If and when the new government attempt to implement the huge spending cuts required, increases taxes, freezes salaries, and with subsequent unemployment numbers starting to rise again, we may well be before too long in the middle of a Winter of discontent.
You may also recall the oil crises in 1974, including power cuts and the like, and you may argue that there isn’t one now. I would say ‘we haven’t reached that point, yet’.
During 1974, foreign investors lost confidence in Sterling, forcing the Government to push up interest rates to defend the pound. This time around with, a hung parliament 2010, that may not be so simple.
These days it’s not the Government who is in control of interest rates but the Bank of England.
I would guess, until the Bank of England feels confident enough that the current economic and financial crisis has passed, interest rates can be raised again. However, a hung parliament 2010 may impede on such action.
Keeping UK's AAA Credit Rating Is Paramount!
Because, if and when one of the major ratings agencies downgrades a country (such as in the case of Greece, recently), it means the market will be less likely to lend that government money. This ultimately leads to them having to pay (much... much!) higher interest rates.
That makes sense. After all, the likelier you are to pay back the bondholder, the less additional money you should have to pay out over the life of the loan.
Views of the Bank of England?
Earlier in February, Bank of England Governor Mervin King warned us that:
“We do have a very large fiscal deficit and we are yet
to tackle that and the rating agencies are bound to remain
somewhat uncertain until we see measures clearly announced
and defined that will deal with the fiscal deficit.”
This was followed by Mervin King's "off the cuff remarks" a week before the elections:
"....the austerity measures needed to tackle Britain's budget deficit
would be so unpopular that whoever wins next week would not
get back into government for a generation..."
Luckily, measures how to tame decisively the huge current budget deficit during a hung parliament 2010 has taken center stage.
The markets expected immediate debt reduction measures after the elections. The Emergency Budget and the subsequent noices regarding the proposed 25 per cent Budget cuts appears to have placated the market somewhat, and a Greece-style crisis with Britain losing its AAA credit rating appears to have been postponend at least for the time being.
Post-elections tax measures has only reinforced my view that if you have some money available you should consider getting it in all the current tax wrappers available, such as ISAs.
Taxes are not going to stop rising, anytime soon. That's unescapable in the current climate. For some substantially more than for others. Increases in the capital gains tax rate and VAT have been announced.

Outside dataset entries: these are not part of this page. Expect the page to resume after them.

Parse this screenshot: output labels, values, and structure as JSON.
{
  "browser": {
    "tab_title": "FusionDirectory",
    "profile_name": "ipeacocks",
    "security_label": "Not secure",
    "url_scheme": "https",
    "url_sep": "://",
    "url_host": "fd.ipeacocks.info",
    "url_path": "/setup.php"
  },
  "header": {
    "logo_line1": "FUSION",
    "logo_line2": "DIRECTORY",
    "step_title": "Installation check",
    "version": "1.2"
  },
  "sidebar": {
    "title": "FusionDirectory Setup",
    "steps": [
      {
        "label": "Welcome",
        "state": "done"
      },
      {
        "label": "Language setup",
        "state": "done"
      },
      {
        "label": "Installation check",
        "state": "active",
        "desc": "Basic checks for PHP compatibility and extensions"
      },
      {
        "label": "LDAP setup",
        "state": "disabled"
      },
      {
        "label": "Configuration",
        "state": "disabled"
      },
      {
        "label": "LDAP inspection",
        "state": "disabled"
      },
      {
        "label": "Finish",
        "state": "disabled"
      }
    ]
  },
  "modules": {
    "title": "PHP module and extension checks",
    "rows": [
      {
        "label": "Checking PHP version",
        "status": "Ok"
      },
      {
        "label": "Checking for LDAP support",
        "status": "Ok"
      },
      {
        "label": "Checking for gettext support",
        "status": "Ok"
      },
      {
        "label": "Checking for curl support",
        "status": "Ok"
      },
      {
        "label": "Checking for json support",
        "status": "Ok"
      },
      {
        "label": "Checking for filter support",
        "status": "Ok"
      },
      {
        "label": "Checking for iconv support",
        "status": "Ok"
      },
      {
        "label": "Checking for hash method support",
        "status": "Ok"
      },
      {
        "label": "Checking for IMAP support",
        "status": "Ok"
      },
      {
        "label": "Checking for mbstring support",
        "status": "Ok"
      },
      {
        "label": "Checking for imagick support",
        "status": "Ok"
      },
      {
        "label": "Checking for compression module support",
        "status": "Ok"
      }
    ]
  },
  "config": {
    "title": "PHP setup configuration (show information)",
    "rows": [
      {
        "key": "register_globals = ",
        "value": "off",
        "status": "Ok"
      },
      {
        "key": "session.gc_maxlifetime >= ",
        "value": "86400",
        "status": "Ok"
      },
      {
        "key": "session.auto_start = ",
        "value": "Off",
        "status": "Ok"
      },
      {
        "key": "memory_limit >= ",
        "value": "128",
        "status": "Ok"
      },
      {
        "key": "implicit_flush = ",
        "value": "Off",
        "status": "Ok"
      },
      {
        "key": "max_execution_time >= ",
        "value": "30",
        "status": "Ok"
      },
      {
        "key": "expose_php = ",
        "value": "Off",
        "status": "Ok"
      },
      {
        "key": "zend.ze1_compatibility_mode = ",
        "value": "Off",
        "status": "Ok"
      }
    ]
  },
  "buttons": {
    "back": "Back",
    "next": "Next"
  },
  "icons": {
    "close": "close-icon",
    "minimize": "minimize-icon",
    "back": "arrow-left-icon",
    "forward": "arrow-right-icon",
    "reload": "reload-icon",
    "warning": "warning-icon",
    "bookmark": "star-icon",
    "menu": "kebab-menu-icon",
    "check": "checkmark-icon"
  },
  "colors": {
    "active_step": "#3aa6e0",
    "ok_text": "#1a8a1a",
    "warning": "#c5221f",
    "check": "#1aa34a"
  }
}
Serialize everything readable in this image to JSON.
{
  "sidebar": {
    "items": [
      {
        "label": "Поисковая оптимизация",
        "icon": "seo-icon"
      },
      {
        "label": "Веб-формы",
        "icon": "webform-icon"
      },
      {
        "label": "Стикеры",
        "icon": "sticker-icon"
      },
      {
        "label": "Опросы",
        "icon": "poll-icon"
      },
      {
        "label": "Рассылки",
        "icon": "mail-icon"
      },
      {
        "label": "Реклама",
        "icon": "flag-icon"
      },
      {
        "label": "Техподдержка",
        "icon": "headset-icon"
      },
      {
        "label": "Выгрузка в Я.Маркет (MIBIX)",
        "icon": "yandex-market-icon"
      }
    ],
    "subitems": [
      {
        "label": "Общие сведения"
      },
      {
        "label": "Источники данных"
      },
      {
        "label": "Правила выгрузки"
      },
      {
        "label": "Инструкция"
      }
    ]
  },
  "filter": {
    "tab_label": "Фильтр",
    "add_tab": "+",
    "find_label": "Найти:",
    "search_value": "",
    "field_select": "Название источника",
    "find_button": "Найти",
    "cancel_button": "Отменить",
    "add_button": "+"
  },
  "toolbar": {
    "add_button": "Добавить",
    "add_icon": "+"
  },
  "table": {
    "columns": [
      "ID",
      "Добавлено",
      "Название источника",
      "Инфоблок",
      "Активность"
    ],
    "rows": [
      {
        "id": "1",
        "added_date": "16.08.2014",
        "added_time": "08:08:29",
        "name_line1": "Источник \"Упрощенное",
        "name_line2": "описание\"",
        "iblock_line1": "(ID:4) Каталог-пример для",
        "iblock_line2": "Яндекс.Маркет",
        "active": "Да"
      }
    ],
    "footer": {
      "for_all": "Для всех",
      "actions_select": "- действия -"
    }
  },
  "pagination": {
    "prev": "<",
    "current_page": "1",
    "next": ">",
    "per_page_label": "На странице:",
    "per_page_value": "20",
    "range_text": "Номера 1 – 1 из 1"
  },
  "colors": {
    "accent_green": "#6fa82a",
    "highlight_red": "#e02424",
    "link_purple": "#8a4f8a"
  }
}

Click here for suggestions on how to avoid paying capital gains tax.
Surprisingly, though, higher tax relief on pensions has not been abolished. And the possibility to open a pension for your children remains available.
One thing which is fundamentally different from 1974, is that more than two thirds of earnings reported by FTSE100 companies are generated overseas, compared with less than 10 per cent in 1974.
While these larger companies are far less dependent on the British economy, it wouldn't surprise me if shares in general would to drop further if and when 'conflict' breaks out between the coalition partners about how to implement the drastic budget cuts endangering the survival of the hung parliament 2010.
From an Early Retirement Investor perspective, when considering
investing in high yield companies, the current uncertain period may well create opportunities to stock up on solid dividend paying companies.